2.0 Sentiment Analysis and Topic Modelling Results

This notebook loads the processed data, visualizes the sentiment findings, and performs the LDA Topic Modelling and keyword clustering.

1. Load Data and Setup

In [None]:
import pandas as pd
import matplotlib.pyplot as plt
import seaborn as sns
import numpy as np

# Import the Topic Modelling module
from src.topic_modeler import get_lda_topics

# Load the processed data
PROCESSED_FILE_NAME = "tarte_processed_sentiment.csv"
df = pd.read_csv(f'data/processed/{PROCESSED_FILE_NAME}')

sns.set_theme(style="whitegrid")
print(f"Data loaded successfully.

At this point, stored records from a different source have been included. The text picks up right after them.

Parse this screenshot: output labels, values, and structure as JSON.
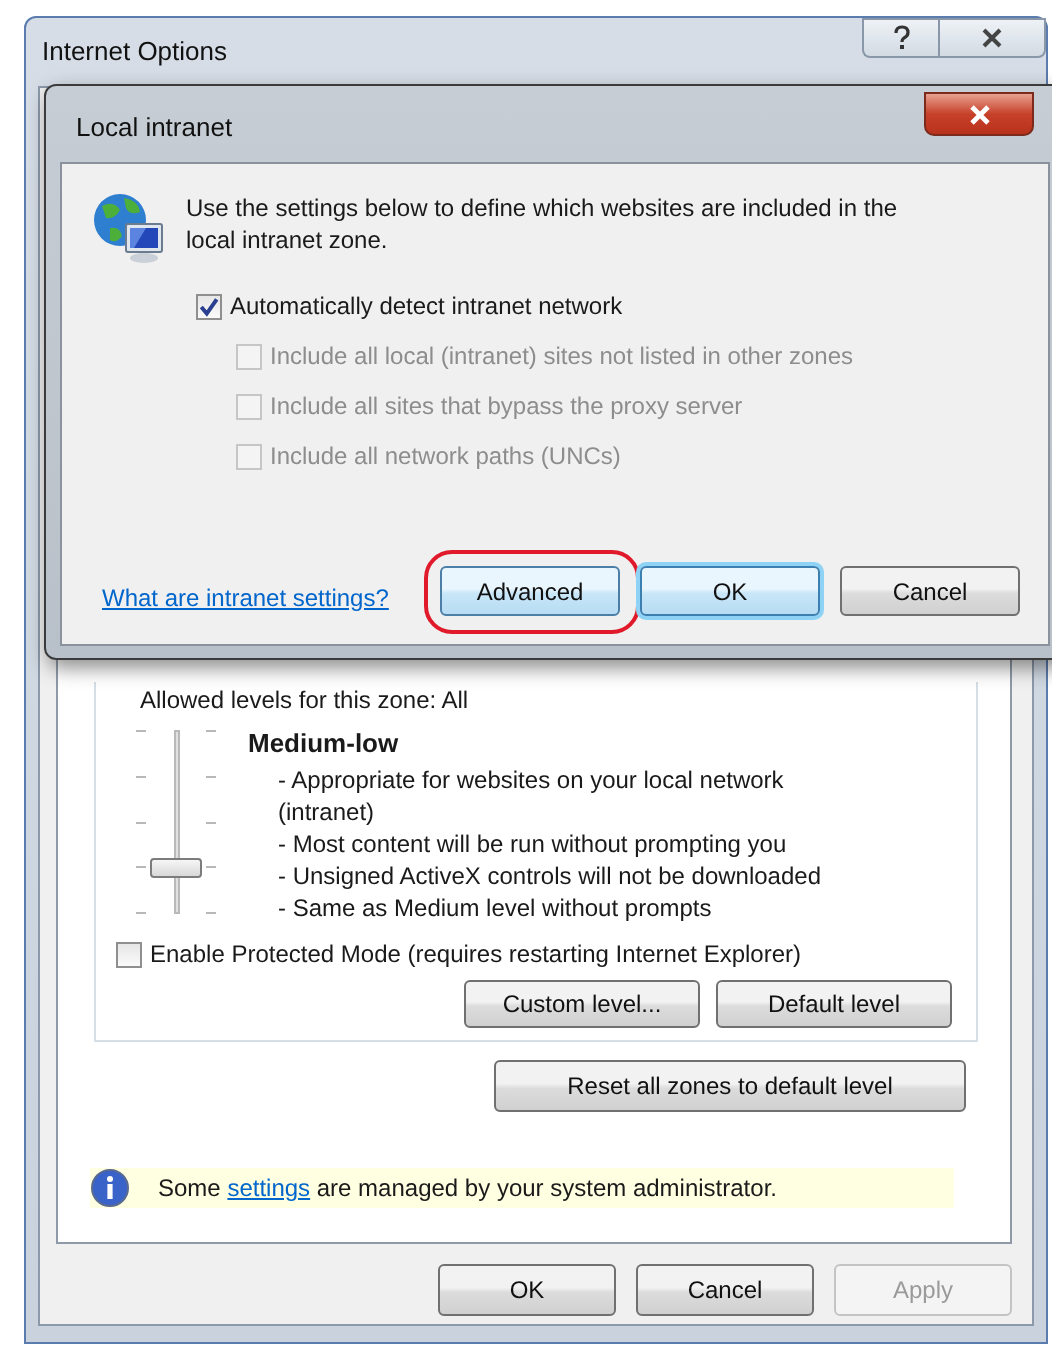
{
  "window": {
    "title": "Internet Options"
  },
  "security": {
    "allowed_label": "Allowed levels for this zone: All",
    "slider": {
      "level": 0.25
    },
    "level_name": "Medium-low",
    "description": [
      "- Appropriate for websites on your local network (intranet)",
      "- Most content will be run without prompting you",
      "- Unsigned ActiveX controls will not be downloaded",
      "- Same as Medium level without prompts"
    ],
    "protected_mode": {
      "label": "Enable Protected Mode (requires restarting Internet Explorer)",
      "checked": false
    },
    "buttons": [
      {
        "label": "Custom level..."
      },
      {
        "label": "Default level"
      }
    ]
  },
  "reset_button": {
    "label": "Reset all zones to default level"
  },
  "info_bar": {
    "before": "Some",
    "link": "settings",
    "after": "are managed by your system administrator."
  },
  "buttons": [
    {
      "label": "OK",
      "disabled": false
    },
    {
      "label": "Cancel",
      "disabled": false
    },
    {
      "label": "Apply",
      "disabled": true
    }
  ],
  "dialog": {
    "title": "Local intranet",
    "intro": "Use the settings below to define which websites are included in the local intranet zone.",
    "options": [
      {
        "label": "Automatically detect intranet network",
        "checked": true,
        "disabled": false,
        "children": [
          {
            "label": "Include all local (intranet) sites not listed in other zones",
            "checked": false,
            "disabled": true
          },
          {
            "label": "Include all sites that bypass the proxy server",
            "checked": false,
            "disabled": true
          },
          {
            "label": "Include all network paths (UNCs)",
            "checked": false,
            "disabled": true
          }
        ]
      }
    ],
    "help_link": "What are intranet settings?",
    "buttons": [
      {
        "label": "Advanced",
        "highlighted": true,
        "default": false
      },
      {
        "label": "OK",
        "highlighted": false,
        "default": true
      },
      {
        "label": "Cancel",
        "highlighted": false,
        "default": false
      }
    ]
  }
}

Total comments analyzed: {len(df)}")


2. Comparative Sentiment Visualization

We compare VADER and TextBlob, and categorize VADER scores for clear visualization of sentiment distribution.

In [None]:
# Define VADER categories for visualization
def categorize_vader(score):
    if score >= 0.05:
        return 'Positive'
    elif score <= -0.05:
        return 'Negative'
    else:
        return 'Neutral'

df['vader_sentiment'] = df['vader_compound'].apply(categorize_vader)

# Create a figure with two subplots
fig, axes = plt.subplots(1, 2, figsize=(16, 6))

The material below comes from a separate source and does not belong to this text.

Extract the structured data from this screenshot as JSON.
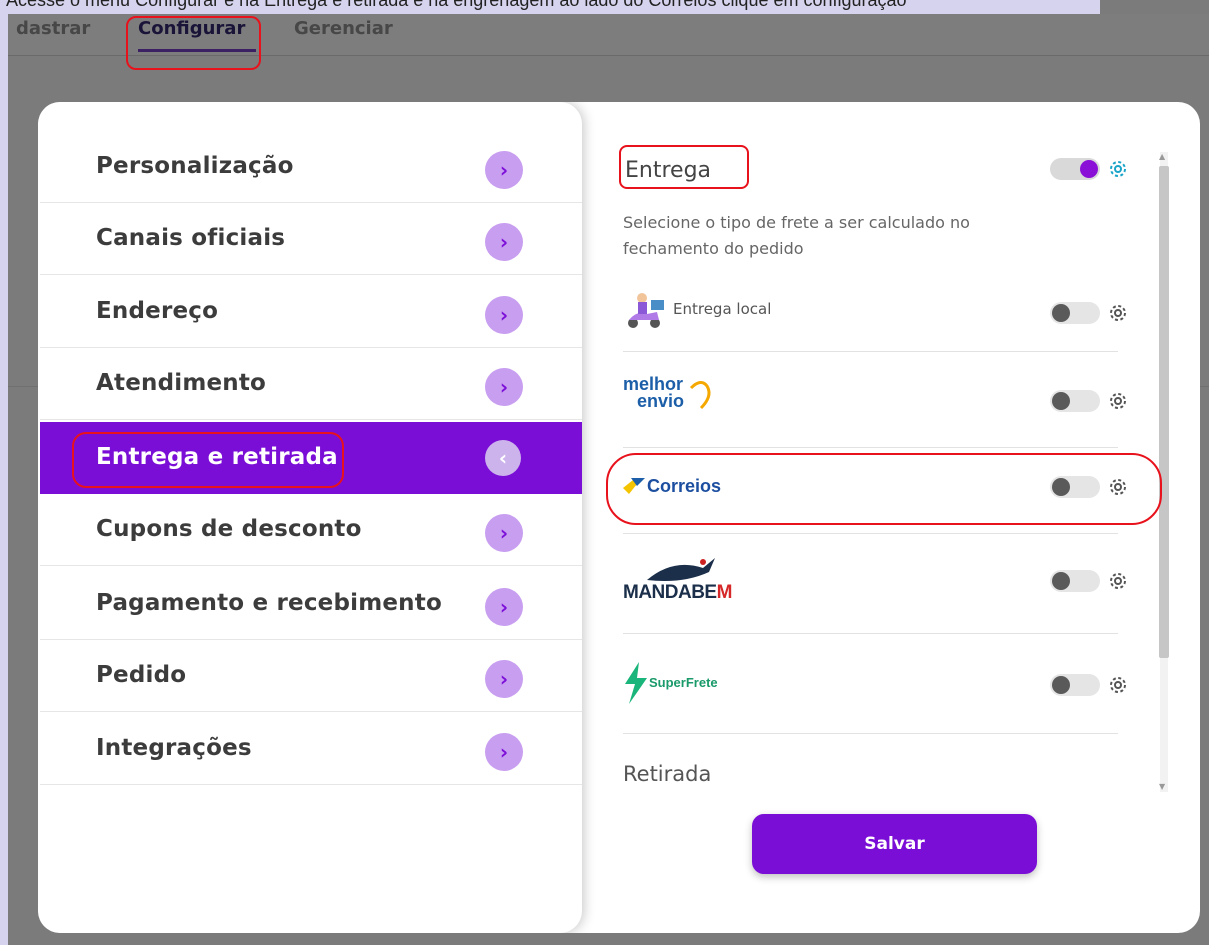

# Subplot 1: VADER Sentiment Distribution (Bar Chart)
sns.countplot(x='vader_sentiment', data=df, order=['Negative', 'Neutral', 'Positive'], palette='viridis', ax=axes[0])
axes[0].set_title('VADER Sentiment Distribution (Categorized)')
axes[0].set_xlabel('Sentiment')
axes[0].set_ylabel('Count')

# Subplot 2: TextBlob Polarity Distribution (Histogram)
sns.histplot(df['textblob_polarity'], bins=30, kde=True, color='indianred', ax=axes[1])
axes[1].set_title('TextBlob Polarity Distribution (Continuous)')
axes[1].set_xlabel('Polarity Score (-1.0 to +1.0)')
axes[1].set_ylabel('Count')

plt.tight_layout()
plt.show()

3. Sentiment vs. Engagement

We explore if highly emotional comments lead to more engagement (likes).

In [None]:
# Create a metric for absolute emotional strength
df['vader_strength'] = np.abs(df['vader_compound'])

plt.figure(figsize=(10, 6))
sns.scatterplot(x='vader_strength', y='comment_likes', hue='vader_sentiment', data=df, palette='viridis', alpha=0.6)
plt.title('Comment Engagement vs. Emotional Strength (VADER)')
plt.xlabel('Absolute VADER Compound Score (Emotional Strength)')
plt.ylabel('Comment Likes')
plt.show()


4. Topic Modelling and Keyword Clustering

We run the Topic Modelling function to identify key themes in the public discussion.

In [None]:
# --- PARAMETERS ---
N_TOPICS = 5
N_TOP_WORDS = 8

# Run the LDA model
topic_results = get_lda_topics(df, 
                               text_column='clean_comment', 
                               n_topics=N_TOPICS, 
                               n_top_words=N_TOP_WORDS)

print(f"\n--- Extracted Topics (LDA) ---")
print(topic_results)

# Interpretation: 
# The topics reveal the common clusters of conversation, which might include 
# 'Brand Ethics', 'Influencer Loyalty/Support', 'Apology Critique', etc. 
# This fulfills the 'keyword clustering' requirement.